On World Vegan day, explore its health benefits
Did you know Dr Partha Prathim Chakrabarti, principal scientist at the Central Institute of Freshwater Aquaculture, cultivators and fish traders from east Kolkata wetlands rear 10,000 tonnes of wastewater-fed fish every year? Were you aware that about 75 per cent of the people around the world, including three out of four Indians, cannot properly digest milk, as most of us lose our enzymes for doing so after weaning which proves it is unnatural? Radhika Suryavanshi,
campaign coordinator, PETA India, startles us with many such facts when we ask her whether it is tough to be a ‘vegan’ in India. Now, the term ‘vegan’ was recently in the news when it was reported that Indian cricket captain Virat Kohli has benefited after he gave up animal protein and turned vegan.

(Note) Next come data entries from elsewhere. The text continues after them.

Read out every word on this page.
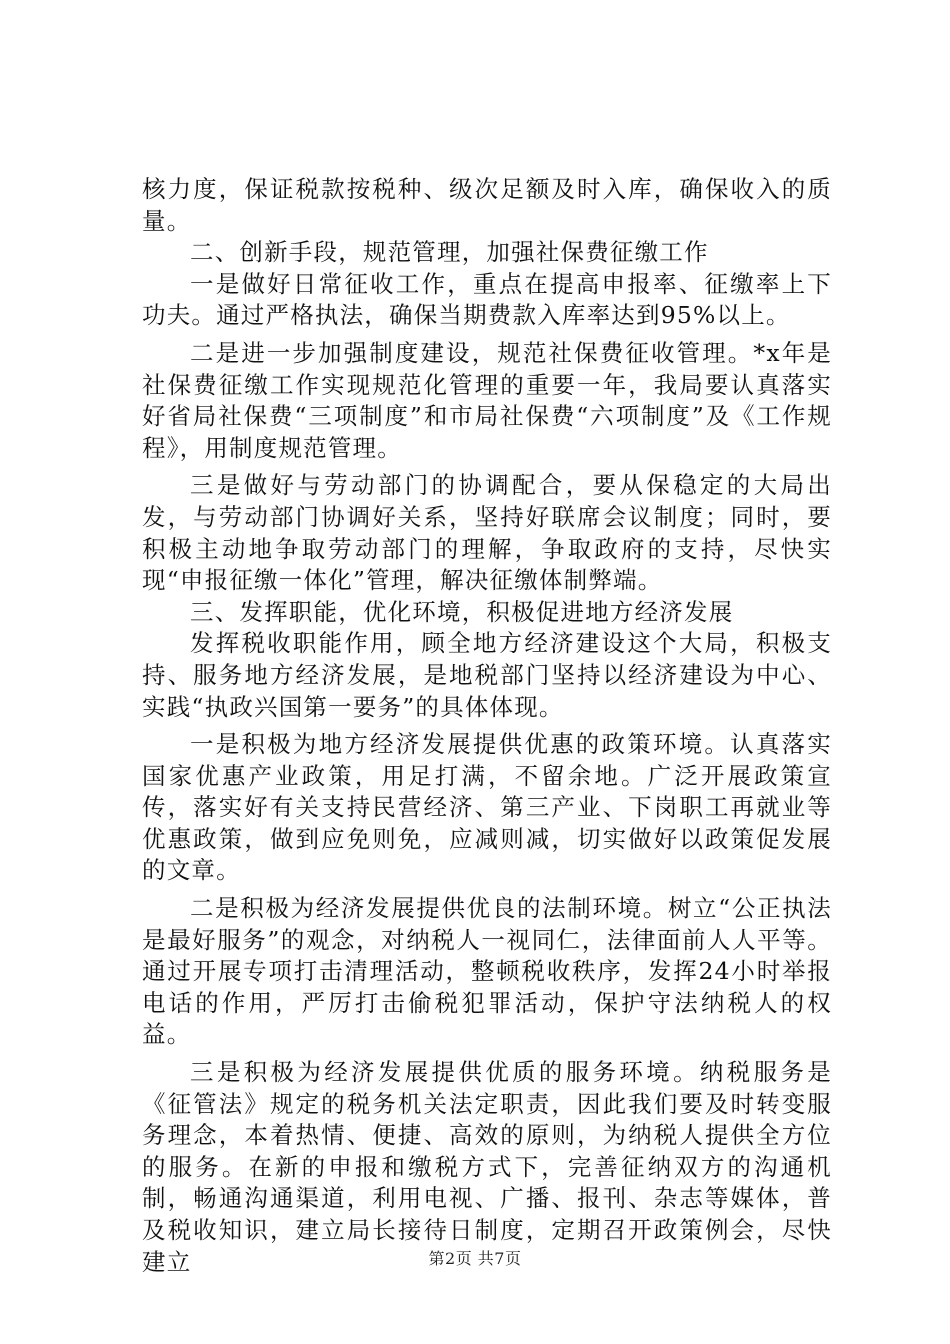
核力度，保证税款按税种、级次足额及时入库，确保收入的质量。

二、创新手段，规范管理，加强社保费征缴工作

一是做好日常征收工作，重点在提高申报率、征缴率上下功夫。通过严格执法，确保当期费款入库率达到95%以上。

二是进一步加强制度建设，规范社保费征收管理。*x年是社保费征缴工作实现规范化管理的重要一年，我局要认真落实好省局社保费“三项制度”和市局社保费“六项制度”及《工作规程》，用制度规范管理。

三是做好与劳动部门的协调配合，要从保稳定的大局出发，与劳动部门协调好关系，坚持好联席会议制度；同时，要积极主动地争取劳动部门的理解，争取政府的支持，尽快实现“申报征缴一体化”管理，解决征缴体制弊端。

三、发挥职能，优化环境，积极促进地方经济发展

发挥税收职能作用，顾全地方经济建设这个大局，积极支持、服务地方经济发展，是地税部门坚持以经济建设为中心、实践“执政兴国第一要务”的具体体现。

一是积极为地方经济发展提供优惠的政策环境。认真落实国家优惠产业政策，用足打满，不留余地。广泛开展政策宣传，落实好有关支持民营经济、第三产业、下岗职工再就业等优惠政策，做到应免则免，应减则减，切实做好以政策促发展的文章。

二是积极为经济发展提供优良的法制环境。树立“公正执法是最好服务”的观念，对纳税人一视同仁，法律面前人人平等。通过开展专项打击清理活动，整顿税收秩序，发挥24小时举报电话的作用，严厉打击偷税犯罪活动，保护守法纳税人的权益。

三是积极为经济发展提供优质的服务环境。纳税服务是《征管法》规定的税务机关法定职责，因此我们要及时转变服务理念，本着热情、便捷、高效的原则，为纳税人提供全方位的服务。在新的申报和缴税方式下，完善征纳双方的沟通机制，畅通沟通渠道，利用电视、广播、报刊、杂志等媒体，普及税收知识，建立局长接待日制度，定期召开政策例会，尽快建立	第2页 共7页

When we asked some Kolkatans about being vegan, most of them said they know people who are vegetarians. “I love salads. I eat a lot of veggies because it helps me keep fit,” said Priyanka Chakraborty, who works with an IT firm.
In fact, most Indians often confuse between vegans and vegetarians. Rashi Kedia, chef and owner of a restaurant Naariyal Paani in Kolkata, there are some food lovers who stay updated with what’s happening in the culinary world and ask for vegan dishes too. The outlet serves special vegan items such as Shotgun Murugan (podi thatee idli served in Naariyal Paani style) and Bubble Dosa (dosa twist in waffle style).
Kedia, who was one of the participants of MasterChef India said celebs such as Kohli, Vidyut Jammwal, Ayesha Takia Azmi, kangana Ranaut, Beyonce, Miley Cyrus, Ariana Grande and Liam Hemsworth turning vegans, have upped the awareness factor among the youngsters.
Dhruv Chaudhuri, a Pune-based fitness expert, said vegans need to have a different mentality to adapt to this lifestyle. “Vegans mean you cannot have any kind of animal product be it butter or milk. Most think it’s ‘cool’ being a vegan but they later realise that it’s a choice of life. Bengaluru and Pune are increasingly becoming the hubs of veganism. Several restaurants serving vegan delicacies have come up and the people are lapping it up too,” he said.
One might be inquisitive about the vegan alternatives for milk and dairy products. According to Chaudhuri, soya milk and almond milk are the common replacements. Suryavanshi said one doesn’t need a replacement for cows’ milk as fruits and vegetables have plenty of calcium and nutrients you need.
“But if you like the creamy taste, try plant-based milks such as soya milk. Plant products are cholesterol-free unlike animal milk. Other plant-based milks include almond milk and coconut milk. Any of this can be used to make desserts and on cereals, in cooking and in beverages, such as shakes, tea and coffee. Meat alternatives by companies like GoodDot are now widely available online as well as at select supermarkets. You can also search for vegan food recipes on PETA’s website,” she said.
Suryavanshi also cited the health benefits of veganism, which many are not aware of. According to a study in Harvard, a vegan diet can help in reducing Type 2 diabetes. “Healthy vegan diets support a lifetime of good health and provide protection against numerous diseases, including some of our country’s biggest killers: heart disease, cancer, and strokes. This is partly because cholesterol is found in all animal-derived foods, whereas plant foods don’t contain any at all. Recent studies have also shown that the highest levels of osteoporosis are found in European countries where the consumption of dairy products is the highest, such as Sweden and Norway. This is not surprising since though cow’s milk contains calcium, animal protein found in cow’s milk leeches calcium from humans’ bones,” she said.